Mam sondażowe pytanie do osób z Płocka i okolic: jakie jest nasycenie tego regionu w stajnie rekreacyjne, szkółki? czy stajnia 25 km od Płocka ( Bodzanów ) prowadząca rzetelną rekreację i naukę jazdy ma szansę się przyjąć? Propozycja, jaką szczodrze otrzymałem, z tamtych okolic wydaje się być zachęcająca, ale zupełnie nie znam tych terenów pod kątem jeździeckim.
czarna dupa i bez szans
Kurczak   Huculskie (nie)szczęście
22 września 2013 20:42
strzeszynopitek, napisałam Ci pw, ale niestety wrotki ma dużo racji.
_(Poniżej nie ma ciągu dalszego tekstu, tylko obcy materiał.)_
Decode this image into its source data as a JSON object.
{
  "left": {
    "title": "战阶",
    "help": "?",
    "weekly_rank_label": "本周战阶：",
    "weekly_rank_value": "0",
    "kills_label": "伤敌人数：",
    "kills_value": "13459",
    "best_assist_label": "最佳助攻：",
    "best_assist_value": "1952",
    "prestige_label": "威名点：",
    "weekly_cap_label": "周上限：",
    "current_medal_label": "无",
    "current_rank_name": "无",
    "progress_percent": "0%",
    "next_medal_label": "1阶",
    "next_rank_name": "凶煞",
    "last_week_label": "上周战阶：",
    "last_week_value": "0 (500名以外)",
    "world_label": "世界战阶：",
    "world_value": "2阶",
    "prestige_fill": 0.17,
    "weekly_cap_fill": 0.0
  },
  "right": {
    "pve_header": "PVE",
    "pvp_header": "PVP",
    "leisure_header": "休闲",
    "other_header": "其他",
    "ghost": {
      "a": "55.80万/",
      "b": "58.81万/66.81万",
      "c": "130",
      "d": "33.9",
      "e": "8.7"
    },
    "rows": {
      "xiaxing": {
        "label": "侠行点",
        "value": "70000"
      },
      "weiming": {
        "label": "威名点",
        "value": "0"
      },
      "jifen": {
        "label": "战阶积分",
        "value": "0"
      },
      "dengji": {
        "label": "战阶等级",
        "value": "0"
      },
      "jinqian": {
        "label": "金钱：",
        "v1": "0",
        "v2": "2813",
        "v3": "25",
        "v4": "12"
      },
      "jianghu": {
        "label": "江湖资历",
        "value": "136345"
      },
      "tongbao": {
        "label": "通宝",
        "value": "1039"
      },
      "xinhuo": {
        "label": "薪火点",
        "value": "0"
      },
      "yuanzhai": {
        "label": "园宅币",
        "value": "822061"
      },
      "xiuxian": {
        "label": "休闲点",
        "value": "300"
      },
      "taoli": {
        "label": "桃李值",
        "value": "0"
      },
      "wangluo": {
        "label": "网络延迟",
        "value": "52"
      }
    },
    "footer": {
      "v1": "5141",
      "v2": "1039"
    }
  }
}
To zadupie jeździeckie, z którego my chcemy niebawem uciec 🙁
strzeszynopitek, niestety, popieram opinie. Może nie do końca, bo chętni są i przybywa jeżdżących, ale to lata orki na ugorze. Bo, nie czarujmy się, ew. zysk daje pensjonat, a zanim w płockiem pojawi się wielu "poważnych" właścicieli koni - dużo wody w Wiśle upłynie. No i - gdy ktoś coś już poważniej - względnie łatwo tu osiąść na swoim. Sytuację pogarsza fakt, że wiele okolicznych małych stajni jednocześnie i wyrobiło złą opinię jeździectwu, i przyzwyczaiło ludzi do złych standardów.
Sytuacja ogólnie taka, że z tamtej strony Płocka konkurencji praktycznie nie ma, ale... nie ma i klientów. Szczególnie jesienią i zimą. Praktycznie jedyny "koński" zarobek w okolicy mają ci, którzy mają dojście do imprez "integracyjnych" i liczne zaprzęgi.